Well, it’s about damn time.
No more underground mixed technique fights in New York. They can be held overground, right there in plain sight for everyone to see, just like in other cities that have made themselves comfortable in the 21st century. All it took was 19 years, a man being thrown in the clink, and the UFC’s Senior Vice President of Regulatory Affairs Marc Ratner never losing his optimism. Maybe France will follow suit.
But for now, start spreading the Dominick Cruz.
On Tuesday, the bill to get MMA legalized in the progressive state of New York finally hit the Assembly floor, where it was voted on and passed…although, to be fair, there were some valid concerns voiced about the organized crime going on at the gay porn plantation next to the youth fight club (or something). It was all very confusing. Yet in just a single day, after years of lobbying and campaigning and pie charts showing dividends, the taboo came off of the sport that could be watched on the big screen in Times Square, but not in person. That was one hell of a detour out of the Dark Ages for a place that was once the Mecca of fighting.

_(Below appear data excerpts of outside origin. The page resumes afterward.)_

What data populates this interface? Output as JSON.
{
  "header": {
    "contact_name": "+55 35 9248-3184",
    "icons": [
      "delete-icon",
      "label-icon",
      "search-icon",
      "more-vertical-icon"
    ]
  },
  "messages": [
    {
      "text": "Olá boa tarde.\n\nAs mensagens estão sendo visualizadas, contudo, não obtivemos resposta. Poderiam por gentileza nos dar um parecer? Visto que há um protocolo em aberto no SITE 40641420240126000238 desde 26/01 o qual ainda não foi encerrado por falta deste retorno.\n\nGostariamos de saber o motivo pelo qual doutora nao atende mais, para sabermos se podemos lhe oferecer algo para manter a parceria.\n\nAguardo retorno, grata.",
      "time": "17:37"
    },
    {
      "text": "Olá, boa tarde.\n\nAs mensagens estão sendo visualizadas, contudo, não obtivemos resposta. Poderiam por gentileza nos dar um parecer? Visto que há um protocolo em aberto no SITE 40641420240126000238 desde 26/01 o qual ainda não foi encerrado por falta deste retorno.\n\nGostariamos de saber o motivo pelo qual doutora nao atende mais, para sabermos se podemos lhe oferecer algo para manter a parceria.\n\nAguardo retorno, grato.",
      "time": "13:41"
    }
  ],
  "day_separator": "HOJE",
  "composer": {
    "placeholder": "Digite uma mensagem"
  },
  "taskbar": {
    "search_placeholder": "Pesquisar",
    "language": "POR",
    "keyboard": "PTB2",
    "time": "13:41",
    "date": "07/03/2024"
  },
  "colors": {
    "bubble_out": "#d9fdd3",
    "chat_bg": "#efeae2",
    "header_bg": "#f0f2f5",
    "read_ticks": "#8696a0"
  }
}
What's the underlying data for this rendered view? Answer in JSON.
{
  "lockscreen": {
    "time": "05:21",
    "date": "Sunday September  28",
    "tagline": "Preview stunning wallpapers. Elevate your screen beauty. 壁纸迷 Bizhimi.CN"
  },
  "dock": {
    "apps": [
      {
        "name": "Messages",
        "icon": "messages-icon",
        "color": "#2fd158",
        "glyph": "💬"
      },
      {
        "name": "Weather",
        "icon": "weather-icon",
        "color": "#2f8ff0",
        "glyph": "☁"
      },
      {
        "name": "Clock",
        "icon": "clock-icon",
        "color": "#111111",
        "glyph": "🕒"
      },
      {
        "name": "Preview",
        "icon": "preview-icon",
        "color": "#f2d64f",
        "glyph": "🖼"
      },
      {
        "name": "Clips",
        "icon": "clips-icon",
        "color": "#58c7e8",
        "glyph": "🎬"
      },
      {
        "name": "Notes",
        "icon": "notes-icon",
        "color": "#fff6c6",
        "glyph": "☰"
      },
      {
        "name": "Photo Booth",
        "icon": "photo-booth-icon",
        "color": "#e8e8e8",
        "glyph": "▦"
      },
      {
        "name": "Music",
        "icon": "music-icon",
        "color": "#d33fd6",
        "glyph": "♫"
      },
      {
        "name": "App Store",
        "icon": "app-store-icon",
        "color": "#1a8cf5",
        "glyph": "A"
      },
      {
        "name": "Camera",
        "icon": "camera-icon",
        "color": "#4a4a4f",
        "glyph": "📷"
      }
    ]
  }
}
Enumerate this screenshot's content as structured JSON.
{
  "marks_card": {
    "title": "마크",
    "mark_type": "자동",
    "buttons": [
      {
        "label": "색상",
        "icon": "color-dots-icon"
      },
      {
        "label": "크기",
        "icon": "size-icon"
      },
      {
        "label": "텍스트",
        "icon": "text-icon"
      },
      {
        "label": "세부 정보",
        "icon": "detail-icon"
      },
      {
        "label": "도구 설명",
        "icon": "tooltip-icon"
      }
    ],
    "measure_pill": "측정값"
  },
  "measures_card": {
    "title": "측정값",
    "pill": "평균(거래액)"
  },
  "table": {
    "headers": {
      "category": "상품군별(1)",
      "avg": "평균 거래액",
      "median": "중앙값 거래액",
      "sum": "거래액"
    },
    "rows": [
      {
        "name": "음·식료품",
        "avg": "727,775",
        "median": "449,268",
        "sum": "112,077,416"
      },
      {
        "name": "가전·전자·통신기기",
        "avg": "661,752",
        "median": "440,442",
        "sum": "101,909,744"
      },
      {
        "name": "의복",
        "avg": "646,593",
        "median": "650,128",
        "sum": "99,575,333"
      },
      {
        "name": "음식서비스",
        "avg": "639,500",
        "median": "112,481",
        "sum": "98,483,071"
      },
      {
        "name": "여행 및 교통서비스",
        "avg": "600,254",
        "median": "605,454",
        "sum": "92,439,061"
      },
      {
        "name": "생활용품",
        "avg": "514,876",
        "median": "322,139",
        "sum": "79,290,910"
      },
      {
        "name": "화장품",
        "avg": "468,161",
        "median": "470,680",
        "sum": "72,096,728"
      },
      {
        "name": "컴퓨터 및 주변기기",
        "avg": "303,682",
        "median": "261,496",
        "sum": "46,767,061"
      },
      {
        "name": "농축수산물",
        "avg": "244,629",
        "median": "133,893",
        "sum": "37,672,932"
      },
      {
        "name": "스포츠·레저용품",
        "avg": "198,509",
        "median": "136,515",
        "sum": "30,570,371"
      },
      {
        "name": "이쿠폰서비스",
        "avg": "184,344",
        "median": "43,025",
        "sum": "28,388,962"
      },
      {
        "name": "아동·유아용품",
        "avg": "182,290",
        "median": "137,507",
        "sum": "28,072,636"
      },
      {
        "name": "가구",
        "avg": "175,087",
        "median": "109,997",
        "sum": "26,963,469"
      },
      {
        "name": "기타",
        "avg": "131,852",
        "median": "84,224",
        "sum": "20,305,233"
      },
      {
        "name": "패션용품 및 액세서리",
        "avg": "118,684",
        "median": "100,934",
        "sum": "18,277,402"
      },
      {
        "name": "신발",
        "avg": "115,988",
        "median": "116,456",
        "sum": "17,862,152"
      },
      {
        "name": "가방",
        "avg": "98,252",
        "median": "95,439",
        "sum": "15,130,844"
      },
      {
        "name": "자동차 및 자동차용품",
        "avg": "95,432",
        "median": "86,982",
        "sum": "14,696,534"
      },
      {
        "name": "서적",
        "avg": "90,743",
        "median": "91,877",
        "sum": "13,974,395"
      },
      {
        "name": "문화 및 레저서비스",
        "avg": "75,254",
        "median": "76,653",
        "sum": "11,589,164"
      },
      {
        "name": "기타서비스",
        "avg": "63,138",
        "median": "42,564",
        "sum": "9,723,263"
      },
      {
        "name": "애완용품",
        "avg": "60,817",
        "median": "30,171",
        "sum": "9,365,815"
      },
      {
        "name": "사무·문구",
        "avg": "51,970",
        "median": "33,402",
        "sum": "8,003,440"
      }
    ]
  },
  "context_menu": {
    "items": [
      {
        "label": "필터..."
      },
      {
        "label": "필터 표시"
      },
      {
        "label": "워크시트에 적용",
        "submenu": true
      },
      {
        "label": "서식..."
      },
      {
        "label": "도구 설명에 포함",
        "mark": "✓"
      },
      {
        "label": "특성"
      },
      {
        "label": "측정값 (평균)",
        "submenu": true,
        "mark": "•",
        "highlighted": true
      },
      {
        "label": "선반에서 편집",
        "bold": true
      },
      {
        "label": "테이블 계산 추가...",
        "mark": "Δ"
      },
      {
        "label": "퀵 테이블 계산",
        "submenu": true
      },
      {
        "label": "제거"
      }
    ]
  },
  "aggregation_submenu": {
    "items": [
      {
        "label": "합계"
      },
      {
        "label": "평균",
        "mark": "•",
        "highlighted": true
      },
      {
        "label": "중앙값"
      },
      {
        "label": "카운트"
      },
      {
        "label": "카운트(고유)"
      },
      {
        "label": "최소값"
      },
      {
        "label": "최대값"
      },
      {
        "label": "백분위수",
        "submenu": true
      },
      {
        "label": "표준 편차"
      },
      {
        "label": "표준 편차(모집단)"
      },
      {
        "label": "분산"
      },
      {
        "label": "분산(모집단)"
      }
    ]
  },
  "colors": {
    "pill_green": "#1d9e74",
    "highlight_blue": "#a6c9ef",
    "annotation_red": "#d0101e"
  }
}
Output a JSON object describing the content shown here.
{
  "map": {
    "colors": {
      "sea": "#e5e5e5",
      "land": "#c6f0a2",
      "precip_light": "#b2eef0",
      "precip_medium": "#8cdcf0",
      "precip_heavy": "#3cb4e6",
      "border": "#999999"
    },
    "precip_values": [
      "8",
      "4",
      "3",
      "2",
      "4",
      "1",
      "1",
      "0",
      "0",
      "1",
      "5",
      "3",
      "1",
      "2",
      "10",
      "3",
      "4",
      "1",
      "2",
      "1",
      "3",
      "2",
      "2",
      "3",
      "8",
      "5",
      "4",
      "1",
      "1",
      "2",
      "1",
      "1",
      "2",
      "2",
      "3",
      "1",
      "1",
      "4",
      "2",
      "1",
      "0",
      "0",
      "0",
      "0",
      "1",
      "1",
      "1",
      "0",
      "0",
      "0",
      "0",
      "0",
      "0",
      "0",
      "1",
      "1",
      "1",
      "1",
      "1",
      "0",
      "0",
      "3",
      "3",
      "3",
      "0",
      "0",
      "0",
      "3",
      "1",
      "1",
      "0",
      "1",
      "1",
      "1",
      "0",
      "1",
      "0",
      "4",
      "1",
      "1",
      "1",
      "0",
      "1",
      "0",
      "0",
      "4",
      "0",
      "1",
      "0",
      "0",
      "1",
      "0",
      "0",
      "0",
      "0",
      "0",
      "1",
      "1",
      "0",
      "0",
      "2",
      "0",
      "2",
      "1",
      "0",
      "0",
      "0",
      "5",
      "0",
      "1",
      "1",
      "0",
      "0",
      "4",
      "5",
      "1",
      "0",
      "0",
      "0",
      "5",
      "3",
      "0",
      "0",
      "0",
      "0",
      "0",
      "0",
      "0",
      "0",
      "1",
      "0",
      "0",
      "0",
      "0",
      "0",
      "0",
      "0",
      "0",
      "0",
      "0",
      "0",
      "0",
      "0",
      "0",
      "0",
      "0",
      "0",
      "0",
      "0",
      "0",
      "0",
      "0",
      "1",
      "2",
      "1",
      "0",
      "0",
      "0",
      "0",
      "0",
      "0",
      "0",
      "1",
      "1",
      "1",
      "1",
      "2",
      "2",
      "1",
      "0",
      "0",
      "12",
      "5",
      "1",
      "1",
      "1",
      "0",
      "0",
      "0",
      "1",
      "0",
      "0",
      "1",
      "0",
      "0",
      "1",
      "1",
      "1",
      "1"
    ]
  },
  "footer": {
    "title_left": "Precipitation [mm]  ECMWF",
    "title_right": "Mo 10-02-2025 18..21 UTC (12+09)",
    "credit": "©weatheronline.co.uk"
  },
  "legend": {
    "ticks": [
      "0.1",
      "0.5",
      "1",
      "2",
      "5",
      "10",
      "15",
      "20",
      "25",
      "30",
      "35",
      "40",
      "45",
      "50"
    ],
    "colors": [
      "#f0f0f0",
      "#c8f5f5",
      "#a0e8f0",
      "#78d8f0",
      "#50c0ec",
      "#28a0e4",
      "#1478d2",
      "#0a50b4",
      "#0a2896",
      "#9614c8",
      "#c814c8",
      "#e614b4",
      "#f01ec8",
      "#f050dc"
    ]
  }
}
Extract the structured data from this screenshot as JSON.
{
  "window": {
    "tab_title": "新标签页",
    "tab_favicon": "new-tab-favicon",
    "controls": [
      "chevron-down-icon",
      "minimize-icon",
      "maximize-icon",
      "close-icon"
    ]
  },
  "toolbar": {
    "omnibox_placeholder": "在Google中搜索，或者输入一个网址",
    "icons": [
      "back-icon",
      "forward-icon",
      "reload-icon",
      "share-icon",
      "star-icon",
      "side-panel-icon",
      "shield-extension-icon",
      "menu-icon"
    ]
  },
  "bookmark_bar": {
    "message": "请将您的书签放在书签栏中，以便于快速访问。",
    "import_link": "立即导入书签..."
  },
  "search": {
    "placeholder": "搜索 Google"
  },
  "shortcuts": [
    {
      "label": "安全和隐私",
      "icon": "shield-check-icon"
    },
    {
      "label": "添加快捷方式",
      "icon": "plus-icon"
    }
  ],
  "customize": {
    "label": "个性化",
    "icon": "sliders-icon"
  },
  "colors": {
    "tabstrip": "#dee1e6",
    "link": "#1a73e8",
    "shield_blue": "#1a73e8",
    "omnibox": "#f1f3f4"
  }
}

Anyway, MMA is one giant step closer to being sanctioned in New York. And it wasn’t even close. It passed 113-25.
It’s absurd when you think about it, how far MMA has come since the UFC last tried to hold an event in upstate New York back in 1997, the year the sport was banned. For instance, there’s such a thing as the "unified rules" now, and weight classes are strictly adhered to. Things like that. There are global sponsors in play. It’s aired on broadcast television. Major media outlets have more than dipped their toes over the years. In other words, New York is showing up to the dancehall the morning after, kicking through the party balloons that have fallen from the rafters. Yet some on the Assembly floor talked about it like MMA was the onset of the blood-dimmed tide.
Eh, all blood under the bridge though, because mulish old New York is finally in lockstep with the times. We don’t have to say "except New York" anymore.
And let’s be real, all is as it should be — Madison Square Garden has always been the home of big fights, and in the year 2016, the most consistent big fights happen in MMA. The UFC, which has spent a lot of money over the years trying to snap the all-but-visible line between the Culinary Union and Speaker of the New York State Assembly Sheldon Silver (now serving time), has been banging its head against the wall for years. All those head-slamming sessions and fits of déjà vu finally paid off.
The UFC doesn’t have to plan theoretical events at Madison Square Garden, with guys like Jon Jones pining for the theoretical chance to headline them. They can just book it. Chris Weidman doesn’t have to travel to his surrogate home of Las Vegas. Aljamain Sterling, Al Iaquinta, Costas freaking Philippou -- and even Bellator’s Liam McGeary and Marcos Galvao. They can take subways rather than airplanes.
If you care about the fighters, then you care about their geography.
Honestly, there were moments on Tuesday when the UFC might have wanted to reconsider bringing its Octagon to New York at all. Some of the state representatives had a pretty good grasp of the basics…and, to be fair, there were some valid concerns about the bare-knuckle canards interfering with the public hangings going on at Fake Tarverdyan’s gym (or something). It was all very confusing.
But logic somehow prevailed in the end. And everyone who cares about MMA should be happy.
It’s no longer Frankie Edgar dreaming of fighting Conor McGregor at MSG; it’s now we can do Frankie Edgar against Conor McGregor at MSG. Or the Barclays in Brooklyn. Or the Carrier Dome in Syracuse. Buffalo? Hell, why not. New York is a big state, and the UFC wants to hit it multiple times a year.
At some point this year the UFC hit the Big Apple, and this time there’s nothing tentative about it. Put it on the marquee.
MSG. UFC. Manhattan. Bright lights. Big Fights. It’s about damn time.